My husband, daughter, cousin Jim and I all got into our van. Jim gave directions as I drove up into the hills to show both hubby and daughter the hollers. It was hilarious as Jim would give us all the “low-down” of what’s going on up in that holler or this holler. For the most part, the hubby was following what he was saying, although, looking in the rearview mirror, on occasion, I could tell he didn’t catch the drift! Many words had too much twang in them or slang that poor hubby just couldn’t keep up!
As we were making our way back up the main highway heading back to my aunt’s house, Jim was explaining to us the terrible tragedy that had been happening to the local cattle. This is the part of the holler tour that we still to this day make fun of my poor husband not “being able to understand the language!”
Jim: “We been havin’ a turible time with the cattle round heya. Seems the ranchers can’t for the life of themselves catch all these cow-otees runnin’ rampant in them there herds over yonder.”
Hubby: “Wow, what kind of cows are they, that they are running rampant?”
Jim: “Huh, boy, whatchu mean what kinda cows are they? Ain’t chu neva heard of a
cow-otee? Boy, ain’t chu got you some cow-otees in O-Hi?”
Hubby: “I don’t think so, what color are they?”
Jim: (Looking at me very puzzled) “How do I know what color they are, I’m not chasin’ em, I guess they are the color all cow-otees are. Boy, what’s wrong with you?…what color are they” he mumbles and looks at me with frustration.
Then I look in the rearview mirror as my poor hubby is looking into the fields we are passing.
I say: “Whatcha looking for?”
Hubby: “I guess a different looking cow over there in the field with the other cows.”
Jim: (now getting totally frustrated with my hubby) “Boy, what in tarnation are you talkin’ ’bout? There ain’t no cow-otees in the field today, they come out at night an attack the cows.”
Hubby: “Wait, what are you saying? Say it slow.”
Jim: “cooowww – oootteeeess, cow-otees. Boy you deaf? Tammy, why can’t this boy understand me? Ain’t ya’ll got cow-otees in O-Hi?”
Hubby: “I’m telling you, I’ve never heard of an animal called a cow-otee. Is it as big as the regular cows?”
Jim: “Ain’t no cow, boy, it’s a cow-otee! A cow-otee! You git it?”

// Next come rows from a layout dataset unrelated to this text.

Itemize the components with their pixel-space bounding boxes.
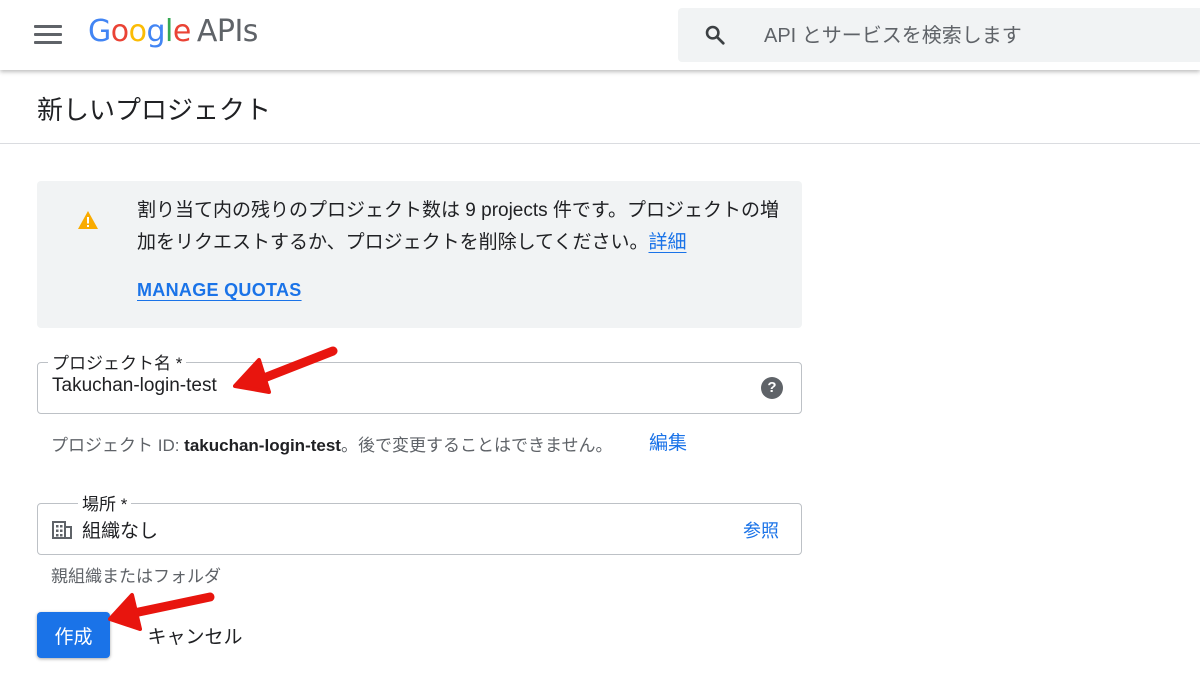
warning-icon <box>78 211 98 229</box>
google-wordmark: Google <box>88 14 191 49</box>
edit-project-id-link[interactable]: 編集 <box>649 428 687 455</box>
logo-letter-1: o <box>110 14 129 49</box>
location-hint: 親組織またはフォルダ <box>51 567 221 586</box>
search-box[interactable] <box>678 8 1200 62</box>
search-input[interactable] <box>762 22 1186 50</box>
project-name-input[interactable] <box>52 375 732 397</box>
logo-letter-3: g <box>146 14 166 49</box>
header-divider <box>0 143 1200 144</box>
location-label: 場所 * <box>78 490 132 515</box>
project-id-suffix: 。後で変更することはできません。 <box>340 436 613 455</box>
location-value: 組織なし <box>82 521 159 542</box>
project-id-value: takuchan-login-test <box>184 436 341 455</box>
alert-message: 割り当て内の残りのプロジェクト数は 9 projects 件です。プロジェクトの… <box>137 195 787 259</box>
location-field[interactable]: 場所 * 組織なし 参照 <box>37 490 802 555</box>
quota-warning-alert: 割り当て内の残りのプロジェクト数は 9 projects 件です。プロジェクトの… <box>37 181 802 328</box>
page-title: 新しいプロジェクト <box>37 95 272 125</box>
details-link[interactable]: 詳細 <box>648 232 686 253</box>
logo-letter-0: G <box>88 14 111 49</box>
organization-icon <box>52 521 72 539</box>
logo-letter-5: e <box>172 14 191 49</box>
help-icon[interactable]: ? <box>761 377 783 399</box>
google-apis-logo[interactable]: Google APIs <box>88 14 258 49</box>
create-button[interactable]: 作成 <box>37 612 110 658</box>
search-icon[interactable] <box>704 24 726 46</box>
logo-letter-2: o <box>128 14 147 49</box>
logo-suffix: APIs <box>196 14 259 49</box>
top-app-bar: Google APIs <box>0 0 1200 70</box>
browse-button[interactable]: 参照 <box>743 517 779 543</box>
annotation-arrow-project-name <box>233 346 338 394</box>
project-id-prefix: プロジェクト ID: <box>51 436 185 455</box>
project-name-label: プロジェクト名 * <box>48 349 187 374</box>
project-name-field[interactable]: プロジェクト名 * ? <box>37 349 802 414</box>
logo-letter-4: l <box>165 14 173 49</box>
hamburger-menu-icon[interactable] <box>34 25 62 45</box>
annotation-arrow-create <box>108 592 215 631</box>
project-id-hint: プロジェクト ID: takuchan-login-test。後で変更することは… <box>51 431 612 456</box>
manage-quotas-link[interactable]: MANAGE QUOTAS <box>137 280 302 301</box>
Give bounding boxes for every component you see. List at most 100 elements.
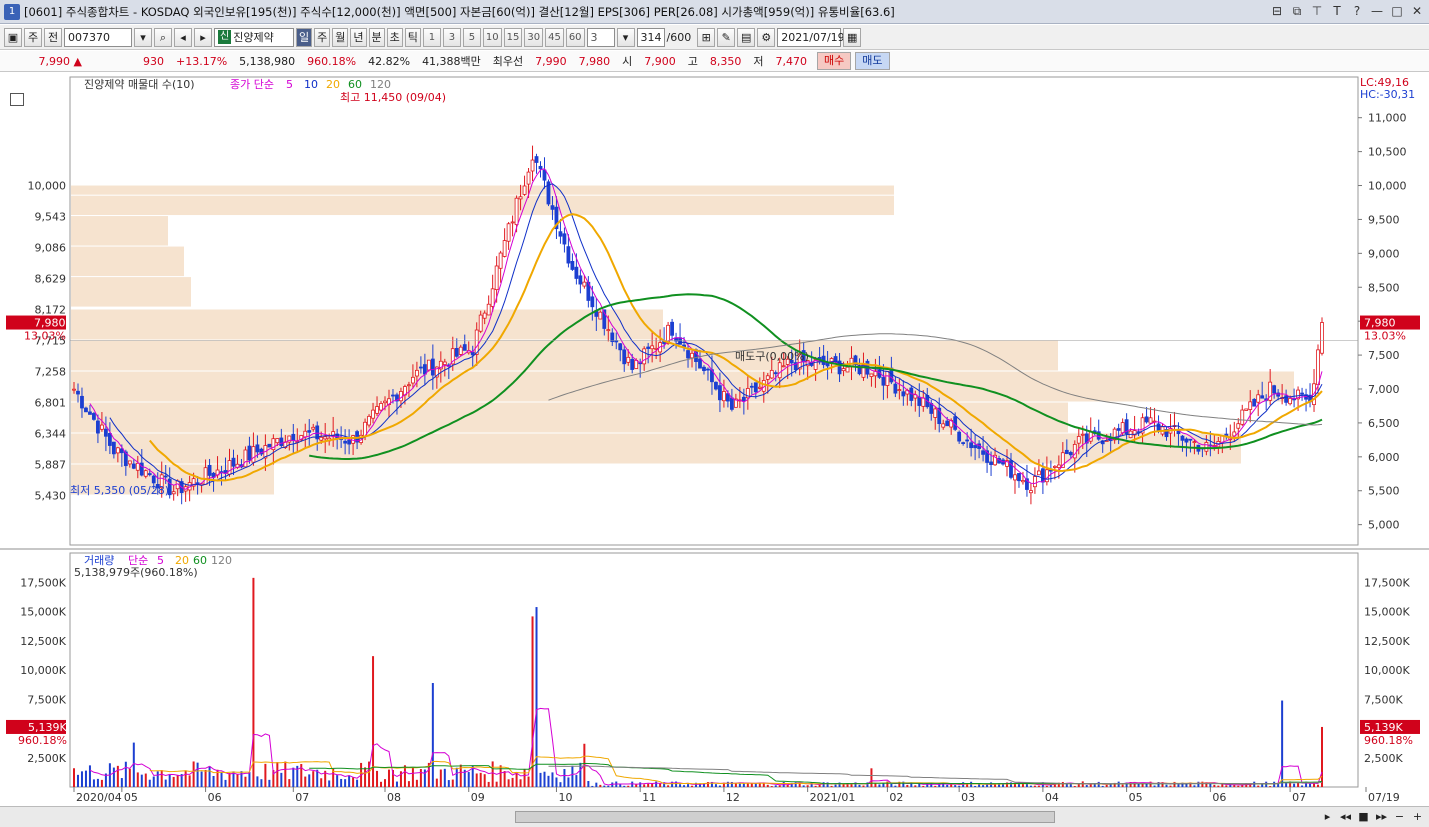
volume-bar [607,785,610,787]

Have I ever admitted to you that I’m an ornery girl through and through? Well, I am having an absolute blast watching this whole conversation that carried on for more than 20 minutes, I kid you not. I did a great job not cracking up though.
Hubby: “Tammy, do you know what he’s talking about?”
Hubby: “Will you puh – lease tell me what is a cow-otee?”
Me: “It’s a coyote.”
At this point, Jim shakes his head and says, “YES!”
Hubby: “Well Jim, why didn’t you just say coyote?”
Jim: “Boy, I been sayin’ cow-otee the entire tyme we been talkin’! You deaf?”
I guess it’s true that no matter where you go, you should always try to pay close attention to those you are speaking with, especially if you don’t speak the same language! But, I have to admit, it is rather hilarious standing to the side watching others try to understand each other when they don’t! Just too stinkin’ funny!
…and that’s all I have to say about that!